Por qué esta prueba y no otra, antes de una cirugía

El argumento más fuerte es de correspondencia: el gesto que mide la prueba es exactamente el que se le va a pedir al paciente el primer día después de operarse, cuando el objetivo sea sentarse al borde de la cama y ponerse de pie. Una persona que antes de la cirugía necesita apoyarse en los brazos para levantarse va a necesitar más ayuda después, y eso se puede anticipar y preparar.

Además mide fuerza del tren inferior, que es uno de los componentes del rendimiento físico dentro del marco de sarcopenia,4 y la sarcopenia es uno de los predictores de complicaciones que la prehabilitación intenta corregir.

La prueba que además entrena

Es su rasgo más útil y el menos aprovechado: el mismo movimiento que se mide es un ejercicio de fuerza legítimo. Se puede montar sobre él una progresión sencilla para las semanas previas.
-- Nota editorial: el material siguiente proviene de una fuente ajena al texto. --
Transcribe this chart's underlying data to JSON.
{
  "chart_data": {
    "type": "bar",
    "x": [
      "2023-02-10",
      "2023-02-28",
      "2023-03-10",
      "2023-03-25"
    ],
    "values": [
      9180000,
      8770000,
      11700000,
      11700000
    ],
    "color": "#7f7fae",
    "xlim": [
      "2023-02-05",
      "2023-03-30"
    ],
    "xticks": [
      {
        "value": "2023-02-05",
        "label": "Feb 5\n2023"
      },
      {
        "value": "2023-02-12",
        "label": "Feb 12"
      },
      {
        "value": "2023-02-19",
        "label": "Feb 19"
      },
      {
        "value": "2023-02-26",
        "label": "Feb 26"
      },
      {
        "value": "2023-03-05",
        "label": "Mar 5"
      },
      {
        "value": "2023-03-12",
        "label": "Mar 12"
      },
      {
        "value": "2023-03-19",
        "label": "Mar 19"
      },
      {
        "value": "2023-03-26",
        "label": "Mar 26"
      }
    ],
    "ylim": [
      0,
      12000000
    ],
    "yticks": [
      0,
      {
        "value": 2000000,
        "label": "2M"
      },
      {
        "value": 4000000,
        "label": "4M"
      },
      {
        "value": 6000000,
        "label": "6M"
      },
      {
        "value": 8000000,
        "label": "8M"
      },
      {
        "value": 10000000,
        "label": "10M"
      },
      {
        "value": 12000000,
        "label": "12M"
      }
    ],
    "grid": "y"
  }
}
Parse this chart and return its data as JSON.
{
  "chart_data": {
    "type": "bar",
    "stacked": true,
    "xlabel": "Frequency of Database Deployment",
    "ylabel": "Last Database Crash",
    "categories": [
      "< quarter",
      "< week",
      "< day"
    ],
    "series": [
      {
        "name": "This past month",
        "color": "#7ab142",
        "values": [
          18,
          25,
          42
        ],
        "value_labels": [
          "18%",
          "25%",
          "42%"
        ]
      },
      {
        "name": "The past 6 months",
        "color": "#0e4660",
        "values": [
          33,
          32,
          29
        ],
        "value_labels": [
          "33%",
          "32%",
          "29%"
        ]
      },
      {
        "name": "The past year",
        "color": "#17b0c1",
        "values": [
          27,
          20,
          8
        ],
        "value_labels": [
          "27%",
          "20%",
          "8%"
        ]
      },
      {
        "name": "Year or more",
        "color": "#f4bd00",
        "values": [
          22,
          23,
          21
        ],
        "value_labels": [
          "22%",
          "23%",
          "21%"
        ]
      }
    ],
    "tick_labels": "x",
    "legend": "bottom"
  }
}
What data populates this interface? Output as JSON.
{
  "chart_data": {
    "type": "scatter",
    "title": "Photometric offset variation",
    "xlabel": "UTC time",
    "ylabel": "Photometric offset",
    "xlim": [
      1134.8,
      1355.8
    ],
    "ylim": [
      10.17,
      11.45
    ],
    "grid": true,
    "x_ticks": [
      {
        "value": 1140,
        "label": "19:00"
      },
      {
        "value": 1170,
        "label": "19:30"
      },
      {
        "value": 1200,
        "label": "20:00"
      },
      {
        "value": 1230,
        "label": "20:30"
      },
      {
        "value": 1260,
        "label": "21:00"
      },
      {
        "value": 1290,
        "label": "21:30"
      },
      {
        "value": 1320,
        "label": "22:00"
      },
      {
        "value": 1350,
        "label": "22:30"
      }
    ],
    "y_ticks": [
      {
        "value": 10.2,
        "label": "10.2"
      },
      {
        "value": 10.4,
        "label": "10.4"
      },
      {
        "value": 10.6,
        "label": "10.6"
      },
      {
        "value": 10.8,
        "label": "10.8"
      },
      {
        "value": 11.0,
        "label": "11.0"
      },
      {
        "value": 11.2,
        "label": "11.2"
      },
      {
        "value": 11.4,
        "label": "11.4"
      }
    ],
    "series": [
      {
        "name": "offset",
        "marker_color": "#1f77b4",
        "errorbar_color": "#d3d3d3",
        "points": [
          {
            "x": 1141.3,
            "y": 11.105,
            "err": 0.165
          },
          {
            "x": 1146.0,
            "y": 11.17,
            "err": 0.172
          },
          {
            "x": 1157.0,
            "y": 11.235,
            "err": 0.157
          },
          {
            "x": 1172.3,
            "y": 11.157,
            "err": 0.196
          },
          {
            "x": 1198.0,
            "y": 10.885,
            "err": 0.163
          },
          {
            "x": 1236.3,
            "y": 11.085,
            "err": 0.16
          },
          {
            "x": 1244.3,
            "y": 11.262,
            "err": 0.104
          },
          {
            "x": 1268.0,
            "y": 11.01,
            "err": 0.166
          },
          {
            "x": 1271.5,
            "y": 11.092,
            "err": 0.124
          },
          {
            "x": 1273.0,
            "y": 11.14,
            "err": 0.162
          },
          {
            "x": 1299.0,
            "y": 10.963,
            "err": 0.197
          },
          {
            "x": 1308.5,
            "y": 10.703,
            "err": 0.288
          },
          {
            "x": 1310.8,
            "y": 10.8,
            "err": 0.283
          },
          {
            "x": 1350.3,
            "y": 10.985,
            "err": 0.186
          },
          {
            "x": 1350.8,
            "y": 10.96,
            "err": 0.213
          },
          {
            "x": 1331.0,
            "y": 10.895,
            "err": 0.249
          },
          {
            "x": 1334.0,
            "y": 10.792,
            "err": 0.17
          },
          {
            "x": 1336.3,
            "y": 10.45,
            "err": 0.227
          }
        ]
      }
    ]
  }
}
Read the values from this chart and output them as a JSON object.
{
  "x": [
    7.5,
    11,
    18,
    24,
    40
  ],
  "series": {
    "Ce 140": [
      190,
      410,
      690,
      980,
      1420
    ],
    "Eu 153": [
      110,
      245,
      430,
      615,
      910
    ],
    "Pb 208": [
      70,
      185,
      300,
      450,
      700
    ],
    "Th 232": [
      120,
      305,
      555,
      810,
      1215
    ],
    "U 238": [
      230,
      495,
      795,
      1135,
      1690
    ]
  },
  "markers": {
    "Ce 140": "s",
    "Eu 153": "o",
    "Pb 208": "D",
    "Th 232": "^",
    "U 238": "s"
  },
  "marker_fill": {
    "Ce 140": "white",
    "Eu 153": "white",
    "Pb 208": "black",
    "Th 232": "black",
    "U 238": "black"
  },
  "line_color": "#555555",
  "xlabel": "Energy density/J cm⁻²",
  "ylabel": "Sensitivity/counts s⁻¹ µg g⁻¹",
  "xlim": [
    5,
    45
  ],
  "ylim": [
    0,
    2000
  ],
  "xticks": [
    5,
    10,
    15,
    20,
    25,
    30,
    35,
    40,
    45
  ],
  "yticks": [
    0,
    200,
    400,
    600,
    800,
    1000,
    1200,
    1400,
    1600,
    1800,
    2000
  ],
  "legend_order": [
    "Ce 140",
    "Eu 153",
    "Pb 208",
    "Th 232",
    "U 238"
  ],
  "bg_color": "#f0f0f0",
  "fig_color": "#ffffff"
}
  1. Medir la basal una vez, anotando fecha, resultado y si hubo que usar los brazos.
  2. Entrenar con series de repeticiones controladas, con descanso entre series, en la dosis que indique el equipo tratante.
  3. Progresar bajando la velocidad de descenso antes que subiendo el número de repeticiones: el control del descenso es lo que más carga el músculo.
  4. Volver a medir en las mismas condiciones cada dos semanas, con la misma silla.

Se suspende ante dolor, mareo o inestabilidad. En personas con riesgo de caída debe hacerse con alguien al lado, y no aplica si hay restricción de carga en las piernas. Silla firme apoyada contra la pared: nunca una con ruedas.

Sus límites

No mide capacidad aeróbica: para eso está el test de marcha. Y tiene techo: quien logra veinte repeticiones en treinta segundos ya no va a mostrar progreso en la prueba aunque siga ganando fuerza. En esas personas conviene seguir el avance con la carga que levantan en el entrenamiento, no con el conteo.

Referencias

  1. Guralnik JM, Simonsick EM, Ferrucci L, et al.. A short physical performance battery assessing lower extremity function: association with self-reported disability and prediction of mortality and nursing home admission. Journal of Gerontology. 1994;49(2):M85-M94. doi:10.1093/geronj/49.2.M85
  2. Jones CJ, Rikli RE, Beam WC.. A 30-s chair-stand test as a measure of lower body strength in community-residing older adults. Research Quarterly for Exercise and Sport. 1999;70(2):113-119. doi:10.1080/02701367.1999.10608028
  3. Bohannon RW.. Reference values for the five-repetition sit-to-stand test: a descriptive meta-analysis of data from elders. Perceptual and Motor Skills. 2006;103(1):215-222. doi:10.2466/pms.103.1.215-222
  4. Cruz-Jentoft AJ, Bahat G, Bauer J, et al.. Sarcopenia: revised European consensus on definition and diagnosis (EWGSOP2). Age and Ageing. 2019;48(1):16-31. doi:10.1093/ageing/afy169

Este artículo es material informativo. No constituye indicación médica ni reemplaza la evaluación del equipo tratante.